MikiD
Level 3

Hello,

I'm hoping to get some clarification about a client S-Corp merger. Here are the details and questions. I would appreciate any advice and guidance I can get. Thank you in advance.

Until about June of last year, my client had a S-Corp in California. Then he decided to take it out of California and move it to Nevada. What he did was he formed a Nevada corporation and then merged the existing California corporation into the new Nevada corporation. For the purposes of California Secretary of State, the old CA corporation is "merged out" and does not exist as a California entity. The company now has a new name and new address in Nevada, but according to their lawyer who put the merger together, they retained the old EIN number to use for tax purposes.

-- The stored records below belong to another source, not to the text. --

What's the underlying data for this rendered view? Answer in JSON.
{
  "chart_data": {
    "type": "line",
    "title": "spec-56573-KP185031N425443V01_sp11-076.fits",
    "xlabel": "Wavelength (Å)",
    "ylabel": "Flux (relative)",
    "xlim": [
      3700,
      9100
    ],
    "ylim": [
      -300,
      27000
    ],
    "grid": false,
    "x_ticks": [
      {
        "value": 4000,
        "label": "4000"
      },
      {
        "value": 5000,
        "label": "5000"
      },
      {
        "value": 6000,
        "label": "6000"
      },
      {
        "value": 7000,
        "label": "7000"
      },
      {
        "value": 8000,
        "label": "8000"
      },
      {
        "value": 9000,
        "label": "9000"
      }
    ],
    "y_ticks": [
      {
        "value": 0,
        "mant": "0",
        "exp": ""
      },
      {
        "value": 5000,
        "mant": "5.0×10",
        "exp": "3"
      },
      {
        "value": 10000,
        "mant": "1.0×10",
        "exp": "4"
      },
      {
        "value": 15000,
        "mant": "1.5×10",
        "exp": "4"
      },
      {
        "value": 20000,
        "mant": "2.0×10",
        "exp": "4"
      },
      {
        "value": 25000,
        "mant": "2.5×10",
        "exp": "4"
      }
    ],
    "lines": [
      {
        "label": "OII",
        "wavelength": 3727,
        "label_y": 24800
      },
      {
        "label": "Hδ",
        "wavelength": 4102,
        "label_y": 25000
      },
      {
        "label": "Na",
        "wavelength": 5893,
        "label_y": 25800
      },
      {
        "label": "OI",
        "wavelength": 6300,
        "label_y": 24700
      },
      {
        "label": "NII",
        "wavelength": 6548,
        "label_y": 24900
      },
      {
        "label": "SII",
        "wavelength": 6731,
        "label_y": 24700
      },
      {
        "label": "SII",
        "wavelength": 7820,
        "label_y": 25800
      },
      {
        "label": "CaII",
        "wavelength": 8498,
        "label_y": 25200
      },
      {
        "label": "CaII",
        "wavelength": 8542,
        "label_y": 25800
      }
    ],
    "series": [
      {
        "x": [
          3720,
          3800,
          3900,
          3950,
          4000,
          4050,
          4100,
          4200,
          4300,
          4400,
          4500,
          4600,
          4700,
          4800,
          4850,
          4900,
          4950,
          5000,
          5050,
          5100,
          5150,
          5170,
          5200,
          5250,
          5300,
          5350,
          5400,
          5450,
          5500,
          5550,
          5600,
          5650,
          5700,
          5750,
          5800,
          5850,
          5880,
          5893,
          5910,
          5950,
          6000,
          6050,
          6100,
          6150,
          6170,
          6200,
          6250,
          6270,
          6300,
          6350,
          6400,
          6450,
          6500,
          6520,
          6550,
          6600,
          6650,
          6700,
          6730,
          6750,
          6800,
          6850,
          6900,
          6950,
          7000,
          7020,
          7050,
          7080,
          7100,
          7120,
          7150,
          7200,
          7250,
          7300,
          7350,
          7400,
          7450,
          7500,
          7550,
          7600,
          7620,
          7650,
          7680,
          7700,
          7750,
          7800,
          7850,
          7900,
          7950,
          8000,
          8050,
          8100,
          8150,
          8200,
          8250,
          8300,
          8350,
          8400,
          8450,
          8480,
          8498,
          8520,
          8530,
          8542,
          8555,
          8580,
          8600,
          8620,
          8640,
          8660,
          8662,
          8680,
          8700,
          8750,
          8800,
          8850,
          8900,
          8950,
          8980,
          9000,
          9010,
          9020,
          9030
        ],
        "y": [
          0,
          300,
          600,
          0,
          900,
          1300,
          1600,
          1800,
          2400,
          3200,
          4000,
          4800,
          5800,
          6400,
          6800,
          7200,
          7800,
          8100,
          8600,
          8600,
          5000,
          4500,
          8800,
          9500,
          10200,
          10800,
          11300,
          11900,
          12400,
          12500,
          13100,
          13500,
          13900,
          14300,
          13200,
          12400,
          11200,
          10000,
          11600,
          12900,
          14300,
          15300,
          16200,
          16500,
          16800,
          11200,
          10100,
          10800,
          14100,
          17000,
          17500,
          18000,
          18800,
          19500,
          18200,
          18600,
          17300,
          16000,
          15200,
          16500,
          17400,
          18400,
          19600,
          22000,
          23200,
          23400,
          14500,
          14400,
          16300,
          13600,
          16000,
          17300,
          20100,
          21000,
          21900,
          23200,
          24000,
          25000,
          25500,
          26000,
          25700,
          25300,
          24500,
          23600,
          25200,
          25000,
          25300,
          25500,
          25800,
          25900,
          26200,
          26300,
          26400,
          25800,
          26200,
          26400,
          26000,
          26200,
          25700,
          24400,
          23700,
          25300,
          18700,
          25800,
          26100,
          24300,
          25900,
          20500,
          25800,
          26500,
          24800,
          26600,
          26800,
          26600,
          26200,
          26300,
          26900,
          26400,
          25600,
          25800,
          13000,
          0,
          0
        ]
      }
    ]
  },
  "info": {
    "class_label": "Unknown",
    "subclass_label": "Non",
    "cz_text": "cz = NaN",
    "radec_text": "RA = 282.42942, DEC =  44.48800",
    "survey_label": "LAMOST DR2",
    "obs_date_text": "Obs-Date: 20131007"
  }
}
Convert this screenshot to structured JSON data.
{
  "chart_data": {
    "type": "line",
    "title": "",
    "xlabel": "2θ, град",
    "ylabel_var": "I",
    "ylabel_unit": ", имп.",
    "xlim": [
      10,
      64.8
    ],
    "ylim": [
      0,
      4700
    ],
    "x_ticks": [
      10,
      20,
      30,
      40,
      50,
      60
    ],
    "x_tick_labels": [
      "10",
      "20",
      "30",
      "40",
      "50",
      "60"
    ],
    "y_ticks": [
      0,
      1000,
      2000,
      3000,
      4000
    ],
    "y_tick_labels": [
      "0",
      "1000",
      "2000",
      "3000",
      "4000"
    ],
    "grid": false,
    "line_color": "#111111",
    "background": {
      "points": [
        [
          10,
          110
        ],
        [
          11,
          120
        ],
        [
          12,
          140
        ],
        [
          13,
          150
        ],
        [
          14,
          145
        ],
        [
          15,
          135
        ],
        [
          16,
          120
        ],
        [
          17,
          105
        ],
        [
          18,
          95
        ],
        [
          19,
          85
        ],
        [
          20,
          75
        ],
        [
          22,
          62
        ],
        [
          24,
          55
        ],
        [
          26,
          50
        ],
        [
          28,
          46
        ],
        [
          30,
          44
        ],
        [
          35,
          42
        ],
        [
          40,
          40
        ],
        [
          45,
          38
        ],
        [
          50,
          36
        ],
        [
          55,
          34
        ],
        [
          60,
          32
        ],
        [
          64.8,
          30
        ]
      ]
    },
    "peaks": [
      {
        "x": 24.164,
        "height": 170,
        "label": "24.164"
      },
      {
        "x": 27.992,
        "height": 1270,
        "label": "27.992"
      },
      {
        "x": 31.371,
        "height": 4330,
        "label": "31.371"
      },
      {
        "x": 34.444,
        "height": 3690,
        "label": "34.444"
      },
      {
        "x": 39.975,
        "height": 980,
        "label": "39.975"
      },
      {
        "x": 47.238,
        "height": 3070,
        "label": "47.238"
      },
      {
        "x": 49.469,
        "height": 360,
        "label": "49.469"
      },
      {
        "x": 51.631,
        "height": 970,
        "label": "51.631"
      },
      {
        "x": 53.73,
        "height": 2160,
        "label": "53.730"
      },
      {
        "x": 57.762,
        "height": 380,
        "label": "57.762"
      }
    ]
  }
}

The lawyer's advice to my client was to have the 1120-S "name change" and "address change" boxes checked. Does this sound right?  My reservations are because the corporation now has a new state of jurisdiction and new date of incorporation. In addition, it does not look like they filed Form 2553 (S-Corp election) for the new corporation, and my understanding tells me that this should have been done before the merger...? For TY 2022, is this a C Corp for tax purposes? And, if we use the existing EIN as the lawyer suggested, will this raise a flag, or do I continue to file 1120-S return (per lawyer's recommendation) and file the election with the return (if needed)?